A non-fiction title as the starting point to this month’s 6 Degrees of Separation run by the lovely Kate.
Malcolm Gladwell’s book The Tipping Point has become part of the modern business and sociological vocabulary, although I suspect that more people have read reviews about it rather than actually read it. Perhaps more have read another book of his, Outliers, which became notorious for bursting the myth about creative genius. Success is not just about innate ability, but a combination of hard work (those oft-quoted 10,000 hours to gain mastery), your cultural legacy (what you are born into) and sheer dumb luck.
My second book in the link is also non-fiction, but also relies on sweeping generalisations, although it also includes some close anthropological observation. This is Watching the English: The Hidden Rules of English Behaviour by Kate Fox and it is full of very funny observations. Here is something that I notice at the train station every single morning.

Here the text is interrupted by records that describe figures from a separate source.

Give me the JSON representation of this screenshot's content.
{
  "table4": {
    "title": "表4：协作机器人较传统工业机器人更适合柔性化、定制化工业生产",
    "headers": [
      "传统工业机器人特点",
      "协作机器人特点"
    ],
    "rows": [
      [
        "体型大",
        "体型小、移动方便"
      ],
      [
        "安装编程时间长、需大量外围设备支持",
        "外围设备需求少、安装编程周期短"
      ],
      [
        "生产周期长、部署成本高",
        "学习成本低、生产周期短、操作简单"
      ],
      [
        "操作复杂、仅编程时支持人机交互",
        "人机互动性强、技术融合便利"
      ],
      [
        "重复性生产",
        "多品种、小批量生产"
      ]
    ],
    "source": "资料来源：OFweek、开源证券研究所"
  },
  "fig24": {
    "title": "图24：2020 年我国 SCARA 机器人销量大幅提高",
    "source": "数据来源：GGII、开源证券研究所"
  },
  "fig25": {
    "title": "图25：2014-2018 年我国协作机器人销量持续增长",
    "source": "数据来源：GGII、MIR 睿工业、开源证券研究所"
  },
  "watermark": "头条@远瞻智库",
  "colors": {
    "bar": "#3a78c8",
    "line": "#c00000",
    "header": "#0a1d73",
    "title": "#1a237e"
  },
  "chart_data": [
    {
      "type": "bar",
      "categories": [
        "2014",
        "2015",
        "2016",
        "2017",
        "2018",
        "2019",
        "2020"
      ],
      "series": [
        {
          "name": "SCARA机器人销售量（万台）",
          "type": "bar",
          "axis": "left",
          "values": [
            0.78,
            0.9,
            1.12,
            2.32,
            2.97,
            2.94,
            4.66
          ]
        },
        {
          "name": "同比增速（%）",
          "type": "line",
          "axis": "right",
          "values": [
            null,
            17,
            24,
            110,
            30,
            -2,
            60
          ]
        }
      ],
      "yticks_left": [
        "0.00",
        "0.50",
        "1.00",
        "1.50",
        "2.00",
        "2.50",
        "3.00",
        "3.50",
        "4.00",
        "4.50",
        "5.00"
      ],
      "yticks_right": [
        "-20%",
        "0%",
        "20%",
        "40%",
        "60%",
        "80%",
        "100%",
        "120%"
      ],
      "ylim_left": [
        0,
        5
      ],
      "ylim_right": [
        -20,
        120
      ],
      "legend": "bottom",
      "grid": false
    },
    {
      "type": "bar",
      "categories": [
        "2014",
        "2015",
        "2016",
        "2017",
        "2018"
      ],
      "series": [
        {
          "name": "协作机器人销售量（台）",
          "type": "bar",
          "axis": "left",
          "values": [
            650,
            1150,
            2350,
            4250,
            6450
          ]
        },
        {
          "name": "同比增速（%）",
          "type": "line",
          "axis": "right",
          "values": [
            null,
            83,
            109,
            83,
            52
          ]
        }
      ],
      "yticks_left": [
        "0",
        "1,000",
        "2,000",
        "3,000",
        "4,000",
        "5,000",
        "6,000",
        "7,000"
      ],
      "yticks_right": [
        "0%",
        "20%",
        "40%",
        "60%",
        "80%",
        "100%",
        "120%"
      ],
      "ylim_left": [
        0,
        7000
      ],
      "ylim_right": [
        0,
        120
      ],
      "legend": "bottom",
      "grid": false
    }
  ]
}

There is something quintessentially English about ‘Typical!’ It manages simultaneously to convey huffy indignation and a sense of passive, resigned acceptance, an acknowledgement that things will invariably go wrong, that life is full of little frustrations and difficulties (and wars and terrorists) and that one must simply put up with it… a sort of grumpy, cynical stoicism.
The idealised image of the English and their countryside is the link for the next book, one in the popular Miss Read series: Thrush Green. Set in the Cotswolds in the 1950s, before the influx of commuters and second homers, this is the Little Britain that Brexiters perhaps believe they can revert to, but charming nevertheless.
Of course, only a small proportion of people ever lived in this rural bliss and for much more realistic and horrifying look at the rape of the countryside you only need to read Fiona Mozley’s Elmet. The harshness of life on the land, albeit a hundred years or so ago and in a different country, is also very much present in Romanian author Liviu Rebreanu’s Răscoala (The Revolt), which describes the circumstances leading to the Peasants’ Revolts of 1907 in Romania and its aftermath.
Finally, and this is a bit of weird side-jump, but the word ‘răscoala’ reminds me of Raskolnikov, so my last link is to Crime and Punishment by Dostoevsky, one of the books that got me hooked on the kind of writing that comfortably straddles the border between crime and literary genres, and which shows that labelling really doesn’t matter.
So from what is essentially a self-help book for businesses and marketers to urban poverty and despair, via a detour in the countryside… I really do know how to keep things cheery and relaxed, don’t I? Where will your six links take you?